Pates’ remarks came as Kerry and President Barack Obama made separate statements in Washington Friday afternoon outlining the reasoning for a possible U.S. military strike in Syria.
Kerry said U.S. intelligence agencies had “high confidence” that a reported chemical weapons attack in the country Aug. 21 had been conducted by forces loyal to the government of Syrian President Bashar al-Assad. Obama said that while he had not decided what action the U.S. military would take, any strike would be a “limited, narrow act.”
UN weapons inspectors are to report on the situation to UN Secretary-General Ban Ki-moon on Saturday.
Speaking in the interview, Pates said “negotiation is the most important element of all of this in obtaining the diplomatic resolution rather than always going back to the military escalation.”
Following is NCR’s full interview with Pates, conducted by phone and edited slightly for clarity and length.
NCR: Is there some sort of barometer the bishops are using to evaluate the situation regarding the U.S. and Syria? Obviously things are evolving rather quickly, particularly as Secretary Kerry said today there’s a “high confidence” in the intelligence evidence. Is there a way the bishops are looking at this?
Pates: I think our position is very strong, in conjunction with the Holy Father, is that we feel that this situation must be addressed through diplomacy, with a negotiated resolution in the best interests of all. You know, Pope Francis’ mantra is “dialogue, dialogue, dialogue.”
And while that may for some seem to be unrealistic, if we’re ever going to change the pattern of these conflicts in only looking to a military solution, then we’re really going to have to strive after that.
The possibility of a diplomatic resolution seems much more appealing than the inevitable havoc and pain and suffering and deaths, especially to innocent civilians that will occur by any military undertaking of the United States.
I think that we can phrase it in a lot of different ways, but we have to hopefully have learned something from Iraq, with the unintended consequences. And you know how difficult it has been also in Afghanistan.
The position of the bishops and the position of the pope remain steady and very direct that negotiation is the resolution. The best outcome will be through this process of negotiation.
The U.S. administration is saying that the use of chemical weapons is so abhorrent that there needs to be some sort of response.
I think the response has to be a real dedication to and offensive on negotiations that would bring the war to an end, to begin with. And then, through the international organizations, to bring some sort of a direction or action to seek to rid the world of the possibility [of chemical weapon attack] in the future.
I think the action has to be a unified one to the United Nations. And that whatever might be punitive in character would not be a military exercise, but some way to show that this is not acceptable behavior.
We’re not trying to say that this is acceptable behavior -- we’re saying, “How can it be resolved?”

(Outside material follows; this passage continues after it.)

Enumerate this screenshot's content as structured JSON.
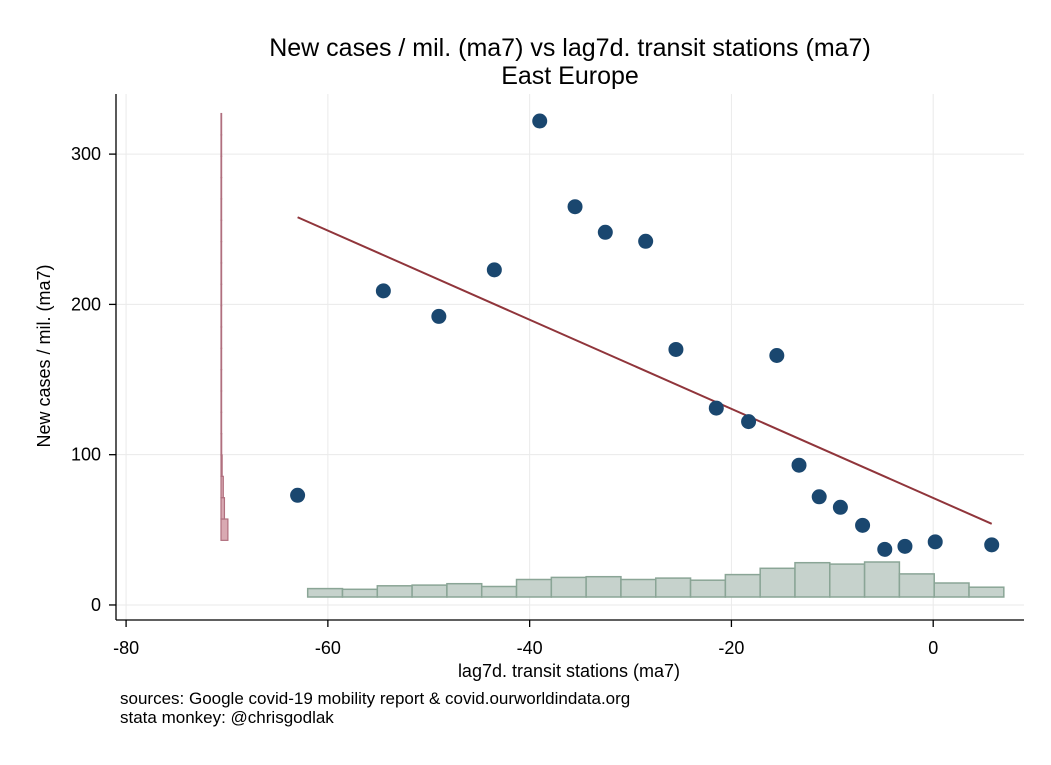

Pax Christi International released their own statement yesterday. They asked the pope to consider a “peace force” -- to ask faith leaders to go to Syria to accompany people there. Is that something the bishops might consider?
I think that we’re open to whatever would be effective to achieve these ends, and whatever secure means would be provided so that we’re able to continue to exercise moral leadership.
Are there plans among the bishops to keep discussing this? Or, if there’s an attack to have some sort of a response?
I think we’re following the situation closely, monitoring it on an hourly basis so that we would certainly voice our concern. I think it sounds quite repetitious because we have consistently said that negotiation is the most important element of all of this in obtaining the diplomatic resolution rather than always going back to the military escalation.
Your statement today said that the conference as a whole makes as its own the pope’s words. As these discussions are unfolding at the bishops’ conference, who’s around the table? Is it the administrative committee, or is it you on behalf of the office of international justice and peace?
Day-by-day operations are conducted by the office of international justice and peace, but we certainly consult with the members of the administrative committee. But they’re 30 or 40, I think, in number so it’s practically unrealistic.
The office of international justice and peace and its chairman and its committee -- the chairman is selected by the bishops at large for this role. So just like one of us speaks for worship, they’re interim spokespersons. But I think on this issue we feel very confident that we’re representing the body.
But when we get together, we’re due to get together in September, it doesn’t mean the administrative committee would not step up and also make a statement or take a position.